On Thursday, the European Central Bank released its most recent monetary policy statement. What does it say about the ECB’s stance and what does it imply for the gold market?

It was a hot weekend for central banking. On Wednesday, the FOMC hiked interest rates and presented fresh economic projections. We will come back to this event on Monday, but today we will analyze yesterday’s ECB meeting.

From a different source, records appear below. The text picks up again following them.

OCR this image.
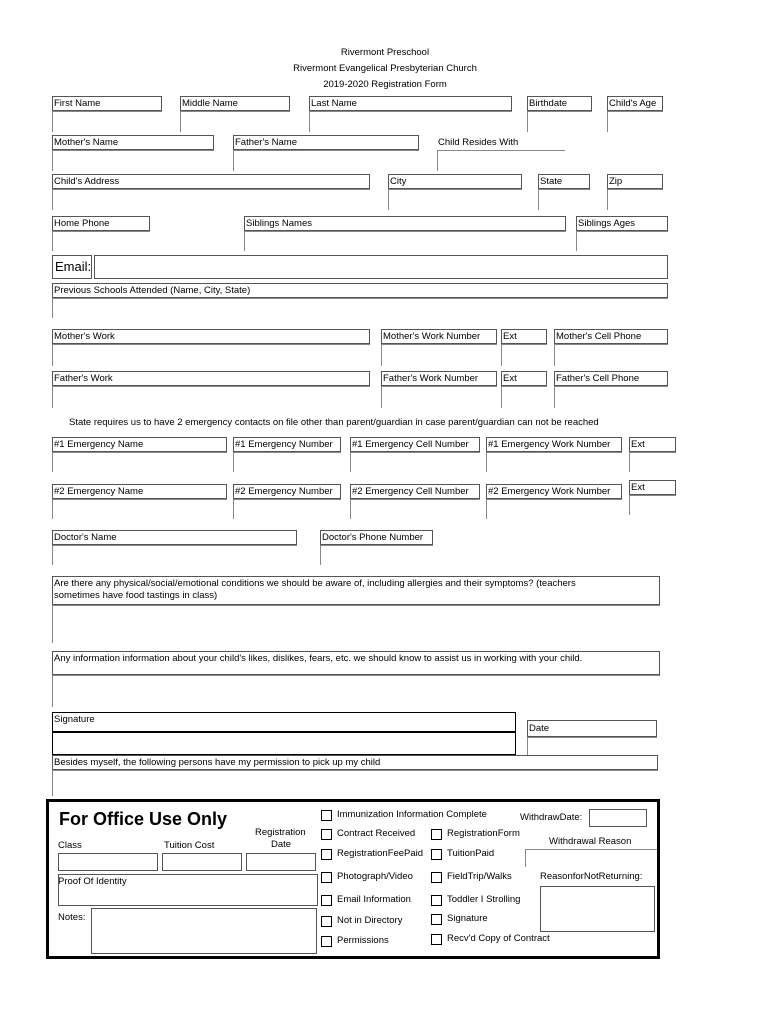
Rivermont Preschool
Rivermont Evangelical Presbyterian Church
2019-2020 Registration Form
First Name	Middle Name	Last Name	Birthdate	Child's Age
Mother's Name	Father's Name	Child Resides With
Child's Address	City	State	Zip
Home Phone	Siblings Names	Siblings Ages
Email:
Previous Schools Attended (Name, City, State)
Mother's Work	Mother's Work Number	Ext	Mother's Cell Phone
Father's Work	Father's Work Number	Ext	Father's Cell Phone
State requires us to have 2 emergency contacts on file other than parent/guardian in case parent/guardian can not be reached
#1 Emergency Name	#1 Emergency Number	#1 Emergency Cell Number	#1 Emergency Work Number	Ext
#2 Emergency Name	#2 Emergency Number	#2 Emergency Cell Number	#2 Emergency Work Number	Ext
Doctor's Name	Doctor's Phone Number
Are there any physical/social/emotional conditions we should be aware of, including allergies and their symptoms? (teachers sometimes have food tastings in class)
Any information information about your child's likes, dislikes, fears, etc. we should know to assist us in working with your child.
Signature
Date
Besides myself, the following persons have my permission to pick up my child
For Office Use Only
Class	Tuition Cost
Registration
Date
Proof Of Identity
Notes:
Immunization Information Complete
Contract Received
RegistrationFeePaid
Photograph/Video
Email Information
Not in Directory
Permissions
RegistrationForm
TuitionPaid
FieldTrip/Walks
Toddler I Strolling
Signature
Recv'd Copy of Contract
WithdrawDate:
Withdrawal Reason
ReasonforNotReturning:
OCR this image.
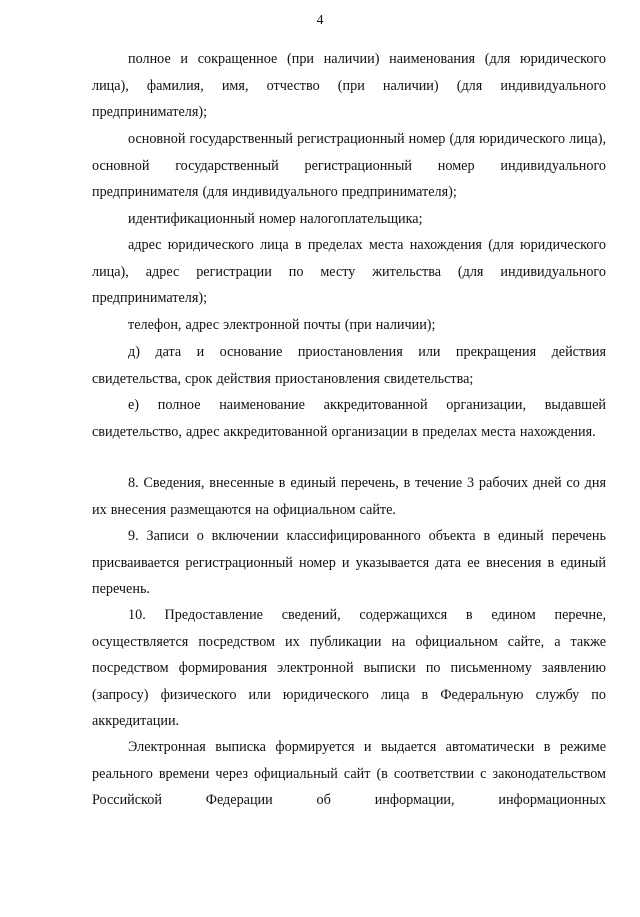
4

полное и сокращенное (при наличии) наименования (для юридического лица), фамилия, имя, отчество (при наличии) (для индивидуального предпринимателя);

основной государственный регистрационный номер (для юридического лица), основной государственный регистрационный номер индивидуального предпринимателя (для индивидуального предпринимателя);

идентификационный номер налогоплательщика;

адрес юридического лица в пределах места нахождения (для юридического лица), адрес регистрации по месту жительства (для индивидуального предпринимателя);

телефон, адрес электронной почты (при наличии);

д) дата и основание приостановления или прекращения действия свидетельства, срок действия приостановления свидетельства;

е) полное наименование аккредитованной организации, выдавшей свидетельство, адрес аккредитованной организации в пределах места нахождения.

8. Сведения, внесенные в единый перечень, в течение 3 рабочих дней со дня их внесения размещаются на официальном сайте.

9. Записи о включении классифицированного объекта в единый перечень присваивается регистрационный номер и указывается дата ее внесения в единый перечень.

10. Предоставление сведений, содержащихся в едином перечне, осуществляется посредством их публикации на официальном сайте, а также посредством формирования электронной выписки по письменному заявлению (запросу) физического или юридического лица в Федеральную службу по аккредитации.

Электронная выписка формируется и выдается автоматически в режиме реального времени через официальный сайт (в соответствии с законодательством Российской Федерации об информации, информационных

Contrary to the Fed, the ECB kept its monetary policy unchanged. But similarly to the U.S. central bank, it substantially upgraded its outlook for real GDP growth. For example, the central bank sees a 2.3 percent jump next year, up sharply from the previous estimate of 1.8 percent. Indeed, Draghi’s introductory remarks sounded rather hawkish:

The incoming information, including our new staff projections, indicates a strong pace of economic expansion and a significant improvement in the growth outlook. The strong cyclical momentum and the significant reduction of economic slack give grounds for greater confidence that inflation will converge towards our inflation aim.

The solid momentum in Eurozone growth should be bullish for the euro and, thus, for gold, as these currencies are positively correlated. However, the ECB remained more conservative on inflation projections. Inflation is expected to rise 1.4 percent in 2018, up from the previous estimate of 1.2 percent. But it is projected to reach only 1.7 percent in 2020, which would not be close enough to the ECB’s target. As Draghi explained:

Domestic price pressures remain muted overall and have yet to show convincing signs of a sustained upward trend. An ample degree of monetary stimulus therefore remains necessary for underlying inflation pressures to continue to build up and support headline inflation developments over the medium term.

What does it mean for the ECB’s stance and the gold market? Well, on one hand, with an accelerating economy and rising inflation, “deflation risks have disappeared”, so the ECB could adopt a more hawkish stance. But on the other hand, the ECB hinted that there was no hurry to end its monthly bond-purchase program, even as it was more optimistic about economic growth in the Eurozone. During the press conference, Draghi pointed out that the ECB’s mandate was not growth, not employment, but price stability. Hence, with subdued inflation, “it’s quite early before we talk about changing our monetary policy support.”